Exilados políticos II
Os exilados cubanos se nuclearam em
torno do Comitê de Exilados Cubanos com sede no Rio de Janeiro. Com
a ajuda de parlamentares brasileiros, como Neiva Moreira e Romeu
Campos Vergal, conseguiram, via Câmara de Deputados, que a mesma
aprova-se, em 31 de dezembro de 1958, a leitura de uma moção,
pedindo que o governo brasileiro rompesse as relações diplomáticas
com Cuba.
No Rio de janeiro realizaram ato de
protesto contra o governo de Fulgêncio Batista, em frente ao Palácio
Monroe, na Cinelândia, na embaixada da Inglaterra empunhando
bandeiras do Brasil e de Cuba, cartazes-sandwichs e se
dispondo (os exilados cubanos) a entrar em greve de fome a qualquer
momento caso o Brasil não fosse sensível às atrocidades cometidas
por Batista contra o povo cubano.
Em 1958, com ajuda da revista
Manchete, o Comitê de Exilados Cubanos publica o primeiro
panfleto político que é distribuído junto à população carioca,
intitulado “Porque se luta em Cuba”. Denuncia as atrocidades
cometidas pela ditadura militar de Batista, expressa a luta da
sociedade no embate de enfrentamento contra a opressão. Um segundo
documento chegou a ser elaborado em 1959, relatando a trama de
Batista, em conjunto com Rafael Leónidas Trujillo, ditador da
República Dominicana, e Anastácio Somoza, ditador da Nicarágua,
empenhados em unir forças para destruir os revolucionários cubanos.

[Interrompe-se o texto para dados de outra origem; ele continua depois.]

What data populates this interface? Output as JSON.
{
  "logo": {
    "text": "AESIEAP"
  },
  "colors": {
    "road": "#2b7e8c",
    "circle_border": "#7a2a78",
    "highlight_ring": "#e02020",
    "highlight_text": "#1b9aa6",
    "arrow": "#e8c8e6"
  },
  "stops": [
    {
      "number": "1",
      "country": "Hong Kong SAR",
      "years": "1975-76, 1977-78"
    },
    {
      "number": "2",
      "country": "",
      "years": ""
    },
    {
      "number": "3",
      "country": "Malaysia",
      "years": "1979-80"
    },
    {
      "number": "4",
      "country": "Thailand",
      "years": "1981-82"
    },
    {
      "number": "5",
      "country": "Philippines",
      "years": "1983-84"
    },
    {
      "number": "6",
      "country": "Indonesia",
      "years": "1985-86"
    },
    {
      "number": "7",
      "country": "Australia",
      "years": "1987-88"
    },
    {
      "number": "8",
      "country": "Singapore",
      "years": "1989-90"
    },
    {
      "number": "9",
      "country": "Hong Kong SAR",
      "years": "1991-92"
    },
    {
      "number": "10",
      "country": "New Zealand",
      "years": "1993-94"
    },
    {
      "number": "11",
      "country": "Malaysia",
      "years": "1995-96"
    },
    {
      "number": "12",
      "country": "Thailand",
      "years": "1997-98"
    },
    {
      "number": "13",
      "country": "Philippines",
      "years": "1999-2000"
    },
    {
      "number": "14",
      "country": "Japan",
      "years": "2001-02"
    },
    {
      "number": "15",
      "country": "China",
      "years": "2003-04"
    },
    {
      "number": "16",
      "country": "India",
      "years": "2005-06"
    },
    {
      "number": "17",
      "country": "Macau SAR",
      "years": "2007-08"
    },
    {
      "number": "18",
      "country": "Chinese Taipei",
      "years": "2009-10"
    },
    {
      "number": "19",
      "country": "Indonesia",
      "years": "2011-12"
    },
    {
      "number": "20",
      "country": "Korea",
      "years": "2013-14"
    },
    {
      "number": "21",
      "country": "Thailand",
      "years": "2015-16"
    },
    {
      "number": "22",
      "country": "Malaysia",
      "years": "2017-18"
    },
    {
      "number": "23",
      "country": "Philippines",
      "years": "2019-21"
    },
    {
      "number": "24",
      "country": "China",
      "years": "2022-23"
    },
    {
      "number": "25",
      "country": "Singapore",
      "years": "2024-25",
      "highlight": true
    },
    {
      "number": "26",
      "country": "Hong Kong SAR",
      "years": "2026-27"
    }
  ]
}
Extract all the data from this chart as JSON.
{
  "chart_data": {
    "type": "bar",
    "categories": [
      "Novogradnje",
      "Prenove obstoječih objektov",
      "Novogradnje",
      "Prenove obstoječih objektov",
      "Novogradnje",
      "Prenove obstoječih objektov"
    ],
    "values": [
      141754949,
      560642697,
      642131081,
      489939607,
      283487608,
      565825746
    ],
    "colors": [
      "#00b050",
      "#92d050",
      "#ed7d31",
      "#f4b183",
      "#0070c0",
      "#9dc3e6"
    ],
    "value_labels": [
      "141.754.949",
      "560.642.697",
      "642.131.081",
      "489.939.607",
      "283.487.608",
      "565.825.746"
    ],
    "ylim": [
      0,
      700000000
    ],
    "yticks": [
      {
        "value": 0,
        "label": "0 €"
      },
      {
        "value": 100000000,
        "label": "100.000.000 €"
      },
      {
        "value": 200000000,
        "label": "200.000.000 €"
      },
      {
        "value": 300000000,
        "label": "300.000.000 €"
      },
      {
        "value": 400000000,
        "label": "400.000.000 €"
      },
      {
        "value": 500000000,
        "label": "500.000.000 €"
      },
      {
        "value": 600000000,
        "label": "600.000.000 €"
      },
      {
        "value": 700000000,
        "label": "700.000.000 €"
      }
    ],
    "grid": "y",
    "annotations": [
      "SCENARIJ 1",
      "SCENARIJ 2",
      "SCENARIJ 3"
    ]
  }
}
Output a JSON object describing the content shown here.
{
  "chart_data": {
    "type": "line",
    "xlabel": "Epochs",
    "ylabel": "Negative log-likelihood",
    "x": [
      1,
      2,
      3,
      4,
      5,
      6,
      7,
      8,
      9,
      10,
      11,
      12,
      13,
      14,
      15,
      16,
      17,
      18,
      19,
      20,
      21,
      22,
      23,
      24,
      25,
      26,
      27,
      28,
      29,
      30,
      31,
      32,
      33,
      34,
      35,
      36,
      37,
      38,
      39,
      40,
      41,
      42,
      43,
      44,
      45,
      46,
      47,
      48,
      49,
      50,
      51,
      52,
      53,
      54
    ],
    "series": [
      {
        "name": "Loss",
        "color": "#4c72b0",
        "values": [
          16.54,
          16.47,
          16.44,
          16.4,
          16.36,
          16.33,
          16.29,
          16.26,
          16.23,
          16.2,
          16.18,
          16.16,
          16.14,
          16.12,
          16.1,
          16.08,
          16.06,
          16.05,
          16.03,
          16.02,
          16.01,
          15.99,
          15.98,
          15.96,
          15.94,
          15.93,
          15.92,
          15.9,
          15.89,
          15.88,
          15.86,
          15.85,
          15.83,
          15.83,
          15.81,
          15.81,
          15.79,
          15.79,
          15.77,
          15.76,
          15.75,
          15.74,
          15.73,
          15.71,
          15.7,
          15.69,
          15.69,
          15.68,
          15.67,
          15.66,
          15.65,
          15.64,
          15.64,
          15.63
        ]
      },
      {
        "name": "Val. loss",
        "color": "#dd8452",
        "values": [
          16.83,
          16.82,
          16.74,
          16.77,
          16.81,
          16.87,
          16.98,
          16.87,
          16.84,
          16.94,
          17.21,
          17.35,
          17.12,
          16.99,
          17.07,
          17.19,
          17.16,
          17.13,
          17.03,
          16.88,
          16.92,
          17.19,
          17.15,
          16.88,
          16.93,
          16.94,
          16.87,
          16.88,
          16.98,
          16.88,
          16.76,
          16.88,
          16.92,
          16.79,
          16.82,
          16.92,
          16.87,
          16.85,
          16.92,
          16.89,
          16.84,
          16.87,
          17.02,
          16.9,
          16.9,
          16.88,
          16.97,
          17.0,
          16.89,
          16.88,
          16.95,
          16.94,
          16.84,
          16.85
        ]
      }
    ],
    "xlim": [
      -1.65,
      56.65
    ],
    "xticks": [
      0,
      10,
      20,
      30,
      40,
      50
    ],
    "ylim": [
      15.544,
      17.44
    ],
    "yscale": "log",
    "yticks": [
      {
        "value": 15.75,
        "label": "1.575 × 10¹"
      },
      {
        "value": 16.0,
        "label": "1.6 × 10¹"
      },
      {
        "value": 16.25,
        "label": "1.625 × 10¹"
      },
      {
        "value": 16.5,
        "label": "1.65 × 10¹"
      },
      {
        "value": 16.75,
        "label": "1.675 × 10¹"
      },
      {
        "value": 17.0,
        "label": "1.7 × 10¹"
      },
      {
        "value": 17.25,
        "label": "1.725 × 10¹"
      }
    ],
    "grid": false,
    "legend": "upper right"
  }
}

Bem como, que o governo brasileiro reconhecesse o governo
revolucionário de Cuba presidido por Manuel Urrutia Lleó. Esse
documento não chegou a ser publicado, pois o processo revolucionário
caminhou de forma acelerada, surpreendendo os próprios cubanos
exilados no Brasil.
Ações e organização política
Os cubanos exilados no Rio de Janeiro
eram em numero aproximado de 16 pessoas que se aglutinavam em torno
do Comitê de Exilados Cubanos, desempenhavam diferentes
atividades de propaganda política, divulgando o que estava ocorrendo
em Cuba e articulando ações para arrecadar dinheiro com a venda de
bônus, flâmulas e rifas.
O Comitê colocou a bandeira do
Movimento 26 de julho no alto do Pão de Açúcar e a imprensa
destacou na primeira página dos principais jornais do Rio. Em São
Paulo a mesma atividade foi desenvolvida no Viaduto do Chá, isso
abriu caminho junto aos meios de comunicação e facilitou o apoio
político de quase todos os setores da sociedade brasileira, como
políticos, artistas e intelectuais.
Retorno a Habana
Em janeiro de1959, após alguns dias do
triunfo da revolução cubana, o Comitê de Exilados Cubanos
conseguiram ser recebido em audiência pelo presidente Juscelino
Kubitschek. O objetivo era obter o reconhecimento por parte do
Brasil do governo revolucionário de Urrutia e solicitar o retorno a
Habana.
O presidente Juscelino estava no ápice
de sua popularidade, arquitetando um desenvolvimentismo já
globalizado e construindo Brasília, a cidade mais moderna do mundo.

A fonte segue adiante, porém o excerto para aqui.